The fourth move is what happens when the first three mature. Once agents are reliable enough to trust, secured enough to give real access, and evaluated well enough to deploy, the next question is what they do with each other.

I have started on this with a look at agents that buy and sell and the broader idea of the engineer as a curator of agent-first systems. The open questions are concrete: what does identity, payment, and reputation look like when the transacting parties are software; what contracts are enforceable; and what infrastructure has to exist before machine-to-machine commerce is anything other than a demo. This is further out than the other three, but it is the logical destination, so it belongs on the map.

A planning input, not a forecast: AGI timelines

One more thing sits across all of this. I do not treat AGI timelines as a prediction to get right - that game is mostly ego. I treat them as a planning input.

The useful exercise is conditional. If broadly capable autonomous systems are three years away, the rational thing to research now is security, evaluation, and orchestration - the scaffolding for systems you cannot fully supervise. If they are fifteen years away, fundamentals compound and the scaffolding can wait. I have written around the edges of this in the next decade of AI, recursive self-improvement, and AI safety from first principles. The honest position is that I do not know the timeline - but knowing how my priorities should shift under each one is itself the research.
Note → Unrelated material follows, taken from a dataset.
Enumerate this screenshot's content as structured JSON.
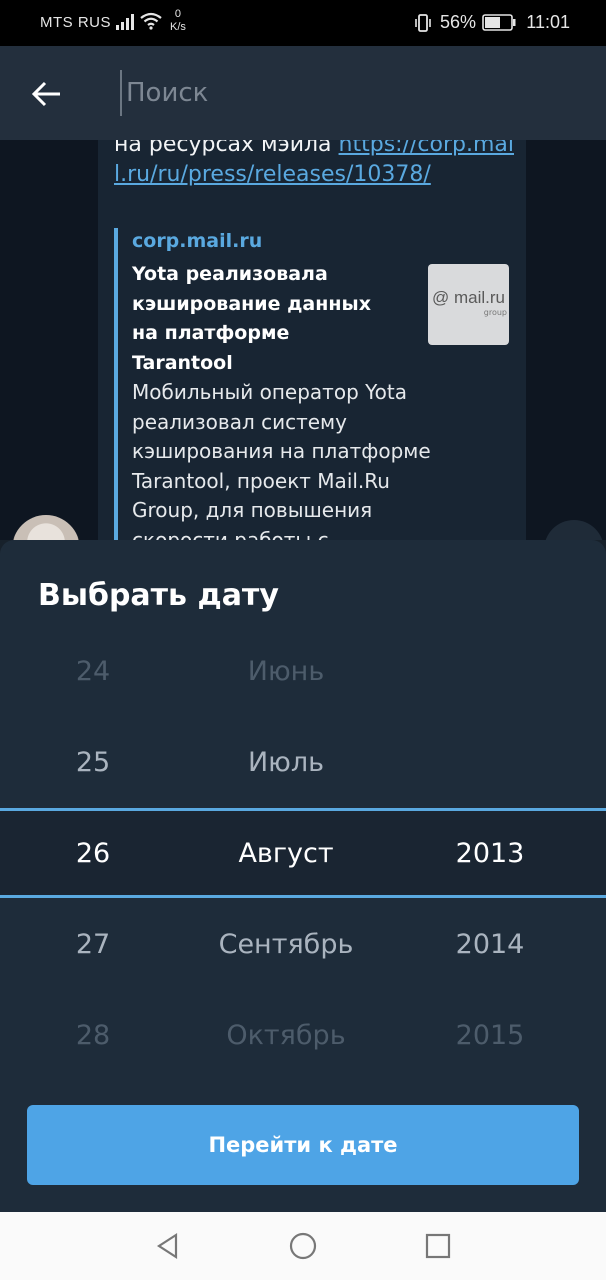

What I am deliberately not chasing

A research map is only honest if it names what is off it.

There are areas I find genuinely interesting that I have decided not to make active research, because they are too far from anything I can build with or test against right now. Quantum machine learning is the clearest example - I want to know when qubits genuinely accelerate learning rather than just appearing in a press release, but that is a watch-list item, not a work-list item. Neuromorphic and event-driven hardware is the same: real, promising, and not yet close enough to my work to earn deep time. Machine consciousness is a question I think matters, but it is a philosophical one, and I would rather hold it lightly than pretend I am researching it.

The point of writing these down is not modesty. It is that “watching” and “researching” are different activities, and blurring them is how you end up shallow on everything. I check in on these. I do not pretend to be deep on them.

How I actually do this

The method behind the map is unglamorous and it is most of why it works.

I write to find the gaps. Drafting a post is the fastest way I know to discover which parts of an idea I only thought I understood - the paragraph I cannot write cleanly is the question that is not actually answered yet.

I build small things against each question. A research item with no artefact attached tends to stay vague. A tiny harness, a throwaway agent, a measured comparison - something concrete - is what turns reading into knowing.

And I let the questions feed each other. Reliability led to context engineering. Context engineering led to economics. Reliability is now leading to security. A good map is not a list of separate subjects; it is a chain, and each answered question tends to hand you the next one.

The through-line

Looking at the whole map, there is one thread running through all of it: I am not really researching AI in the abstract. I am researching the conditions under which it can be trusted to do real work.

Reliability is trust in the system. Context engineering is trust in what the model is reasoning over. Economics is trust that it is sustainable. Security is trust under an adversary. Evaluation is trust that you measured the right thing. World models are trust extended into physical reality. The agent economy is trust between machines.

That is the actual subject. Everything on the map is a different angle on the same question: what has to be true before you can hand a non-deterministic system a real job and walk away.

I do not have that fully answered. But I know which questions get me closer, I know which ones I have parked, and I know what I am working on next. For a field that produces this much noise, having a map you actually chose feels like the only sane way to work.